Donc, ce que me disait la critique, ce ramassis de connaisseurs qui écrivent tous de la même manière : "d'une justesse infinie", "mise en scène soignée". C'est juste le début de l'horreur. Mais, je vous fais grâce du reste, vous connaissez la chanson. Ça continue en me disant que Julianne Moore aura assurément un Oscar. Cette propension à donner des trophées à tout le monde! Passons.
Au cinéma du Parc, je regardais juste le jeu de Julianne Moore, cherchant ce qui avait tant fait craquer la critique. Eh bien, ça vous gâche votre film, vous essaierez.

J'ai le papier entre les mains. Il y était écrit, néanmoins, comme pour que tout le monde redescende sur Terre, un peu pour rapprocher le film de l'auditoire aussi, que "Tom Ford réalise un portrait à hauteur d'homme". Fuck, non! Pourquoi "à hauteur d'homme"? Pourquoi écrire un tel mensonge? Failli m'étouffer. Le film est tout sauf à hauteur d'homme... Ce film, c'est de la haute couture. De la haute couture comme l'est une sacoche à mille piastres et comme les complets pour hommes singuliers signés du même Tom Ford : hors de prix. Alors, prêt-à-porter mon oeil.
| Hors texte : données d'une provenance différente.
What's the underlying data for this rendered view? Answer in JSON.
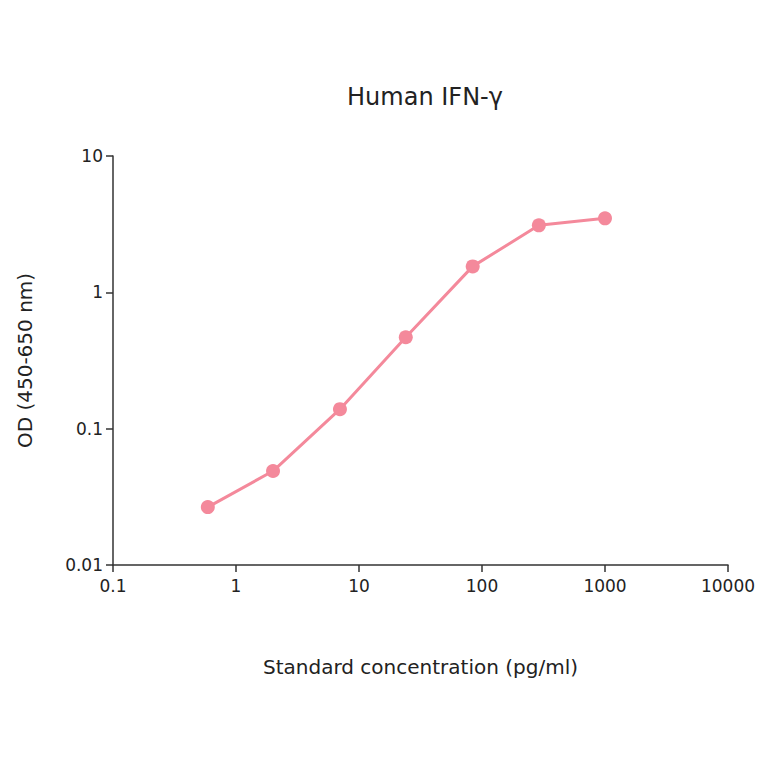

Ce film-là, dans son esthétisme qui s'accroche à des lignes pures, à l'attention démesurée qu'il porte à des détails (les boutons de manchettes, les gestes millimétrés du professeur de littérature dans un département cossu, les manies aseptisées du dandy qu'il est, les couleurs monochromes recherchées). Le professeur Falconer a tout du personnage de Des Esseintes dans À rebours, de Jori-Karl Huysmans.
La critique, elle a raison sur le fond. Tout ça c'est un peu vrai que c'est beau, mais de la manière dont c'est dit, on a envie, comme le professeur Falconer, de se tirer une balle. Lire le journal, c'est chaque jour, lire les mêmes inepties.